Only this week, I was kindly asked to speak at an event for a major retailer about my experience of building and leading a global technical team. My journey started in 2005 when we were trying to make a case to open a small number of overseas technical offices to support the day to day technical activities of quality, ethical standards, factory quality assurance systems, finding new suppliers …. etc. Little did I know that 10 years later I would be the Director of Technology & Sourcing leading eight sourcing offices around the world!

Outlined below are the key challenges, watch outs and opportunities when building or evolving a global technical team:

Positivity – each member of the UK technical team must believe that a global technical team is stronger, for the business, than a UK centric team. For any chance of success negative chatter must stop – “it will never work, can we trust our overseas teams? who’s fault is it if it goes wrong?…” etc. Just remember there is no such thing as a perfect world – things will go wrong and there will never be total clarity in modern businesses.

Keep it Simple – you can process map until the cows come home and try  writing down who performs each task and who’s accountable for every part of the process across every product. I would suggest it is impossible to write down every eventuality. Instead have simple guiding principles around a few key processes. For example, for a brand where quality is important the guiding principle might be – the UK teams develop, agree and sign off product specifications and the sourcing teams ensure the product is manufactured to those standards.
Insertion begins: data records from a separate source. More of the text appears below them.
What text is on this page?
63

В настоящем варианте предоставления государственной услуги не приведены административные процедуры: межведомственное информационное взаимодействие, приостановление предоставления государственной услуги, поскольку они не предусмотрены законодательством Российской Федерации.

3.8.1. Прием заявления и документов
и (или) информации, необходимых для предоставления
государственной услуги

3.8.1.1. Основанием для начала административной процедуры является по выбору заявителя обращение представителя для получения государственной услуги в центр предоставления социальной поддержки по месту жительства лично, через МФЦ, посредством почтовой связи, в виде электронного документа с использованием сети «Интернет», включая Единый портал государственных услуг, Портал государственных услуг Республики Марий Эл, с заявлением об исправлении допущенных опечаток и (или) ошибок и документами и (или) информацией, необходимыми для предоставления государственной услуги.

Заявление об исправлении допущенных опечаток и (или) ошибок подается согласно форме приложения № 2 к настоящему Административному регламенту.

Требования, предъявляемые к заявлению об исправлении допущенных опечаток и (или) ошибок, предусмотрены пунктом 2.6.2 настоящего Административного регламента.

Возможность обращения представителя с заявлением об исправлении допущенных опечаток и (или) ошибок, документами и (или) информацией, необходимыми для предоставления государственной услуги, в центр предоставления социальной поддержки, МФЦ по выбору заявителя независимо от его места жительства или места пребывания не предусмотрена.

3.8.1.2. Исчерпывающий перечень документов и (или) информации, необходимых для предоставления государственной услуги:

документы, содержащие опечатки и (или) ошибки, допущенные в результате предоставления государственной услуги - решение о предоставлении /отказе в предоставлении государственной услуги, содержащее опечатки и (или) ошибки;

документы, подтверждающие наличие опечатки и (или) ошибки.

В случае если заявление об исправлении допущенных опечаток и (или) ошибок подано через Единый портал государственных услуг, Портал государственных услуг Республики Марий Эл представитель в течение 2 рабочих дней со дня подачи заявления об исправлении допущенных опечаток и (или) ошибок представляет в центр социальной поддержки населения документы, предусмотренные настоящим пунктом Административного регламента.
Focus on what’s important– the business should have one strategy. Everyone, particularly the overseas team should understand the key priorities. If you understand the big picture then local decision making and work load prioritisation becomes easier. Unfortunately, the overseas teams can become out of touch for no fault of their own; UK teams must constantly update the overseas teams of business strategy and priorities.

Don’t be a maverick– the business needs one way of working with a few common-sense variations, not 51. If you do your own thing, the suppliers and sourcing offices will get totally confused as they often work across multiple departments and industries. Their job is hard enough as it is without trying to operate across multiple buying processes.

Play in position – UK teams should be customer focussed, developing excellent products, looking at the competition and driving innovation. The overseas teams should be focused on manufacturing excellence, ensuring company policies and standards are met around ethics, chemicals, safety …etc. The UK teams must stop being control freaks and let go of certain activities!

Be one team – don’t slag off your colleagues as the suppliers will have a field day and play divide and conquer. It’s very easy to blame a sourcing office or the UK team and suggest that you would have made a different decision. Don’t undermine each other!

Clear communication– UK teams must be very clear with what they want as some cultures will literally do exactly what you’ve said and will not interpret information. Overseas teams do not need to write two pages when all they are trying to say is “I’ve rejected the fabric for poor colour fastness”. Feedback of good and poor communication as it happens should take place.

Keep travelling– avoid the dangerous binary conversation around overlap and duplication. Teams must travel to continue to seek out opportunities, build strong relationships …etc

Grasp the opportunity– if you are lucky enough to work for an organisation that has taken the brave decision to invest in a global technical team then make it work. For the UK technical teams, this is your chance to do all the things you want to do, which is really about focussing on the customer.